Si le Sommet mondial de l’IA qui s’est tenu à Paris a été l’occasion de sensibiliser le grand public et les entreprises françaises aux défis économiques et sociétaux majeurs de l’« IA Race », il a aussi permis aux scientifiques de pointer toutes les incertitudes auxquelles les experts, les développeurs et les dirigeants politiques et d’entreprises sont confrontés. Parmi toutes les révolutions technologiques en cours, l’essor effréné de l’IA agentique montre bien à quel point nous avançons sur une ligne de crête vertigineuse.
Une contribution du Dr Jules Brochard et du Dr David Alcaud, Square Research Center
La révolution des agents autonomes de l’IA
En 2025, l’IA agentique marque déjà une révolution technologique de plus, la troisième en trois ans : 2023 fut l’année des chatBots, et 2024 celle des RAGs, intégrant aux chatBots les données internes des entreprises. Ces nouveaux agents révolutionnent en offrant des systèmes capables de prendre des décisions, d’apprendre et de s’adapter à leur environnement sans intervention humaine constante. Un agent autonome perçoit son environnement numérique, prend des décisions et agit sans intervention humaine directe. e. Loin des robots tondant votre pelouse ou des véhicules autonomes, ces agents commencent par accéder à votre micro et vos fichiers pour analyser vos réunions, en faire les comptes rendus, déduire les prochaines étapes, trouver les personnes à contacter et les inviter au prochain créneau disponible. Ils se connectent et exploitent ainsi tous nos outils informatiques “classiques”, se répartissent les tâches et s’optimisent continuellement par essai-erreur.

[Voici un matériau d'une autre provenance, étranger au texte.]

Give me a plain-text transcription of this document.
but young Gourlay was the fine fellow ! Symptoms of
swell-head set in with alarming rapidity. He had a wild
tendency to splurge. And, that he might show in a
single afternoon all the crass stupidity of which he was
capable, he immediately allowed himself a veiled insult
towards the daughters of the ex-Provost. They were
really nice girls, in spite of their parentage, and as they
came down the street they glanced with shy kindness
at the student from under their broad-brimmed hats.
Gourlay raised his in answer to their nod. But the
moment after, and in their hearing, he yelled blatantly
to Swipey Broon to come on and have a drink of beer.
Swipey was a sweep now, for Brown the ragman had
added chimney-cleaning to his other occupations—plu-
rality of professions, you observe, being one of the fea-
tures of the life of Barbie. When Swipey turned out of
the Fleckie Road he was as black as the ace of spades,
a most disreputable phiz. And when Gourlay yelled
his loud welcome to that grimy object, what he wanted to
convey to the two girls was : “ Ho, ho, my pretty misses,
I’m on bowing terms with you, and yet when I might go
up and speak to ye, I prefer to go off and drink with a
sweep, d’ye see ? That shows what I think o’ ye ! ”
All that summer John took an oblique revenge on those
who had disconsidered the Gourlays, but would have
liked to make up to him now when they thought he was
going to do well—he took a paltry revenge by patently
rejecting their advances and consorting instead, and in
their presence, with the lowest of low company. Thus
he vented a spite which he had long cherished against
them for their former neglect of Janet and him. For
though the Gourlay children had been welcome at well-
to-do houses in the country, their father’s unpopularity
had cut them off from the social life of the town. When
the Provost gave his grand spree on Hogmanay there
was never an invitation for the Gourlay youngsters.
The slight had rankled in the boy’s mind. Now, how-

Tous les grands acteurs de l’IA commercialisent déjà ces promesses à grand renfort de publicité. Microsoft vient de conclure son « AI Tour Paris 2025 » : Corine de Bilbao, présidente de Microsoft France y a vanté l’intégration de ses agents IA dans les secteurs stratégiques français : science (ITER), industrie (Alstom), services (La Poste, Generali, Amadeus), manufacture (ENGIE, Legrand) et administratif (Région Sud). Mistral déploie ses agents dans les grands groupes : Dassault, Zalando, France Travail, BNP Paribas, AXA, et annonce, début juin, décupler ses services grâce à Mistral Compute, son partenariat avec Nvidia. Estimé aujourd’hui à plus de quatre milliards d’euros, le marché de l’IA agentique est attendu à 112 milliards d’ici dix ans. 25% des entreprises du Fortune 500 l’emploie déjà pour répondre aux nouvelles attentes en matière de disponibilité (24/7), d’hyper-personnalisation et d’instantanéité des réponses.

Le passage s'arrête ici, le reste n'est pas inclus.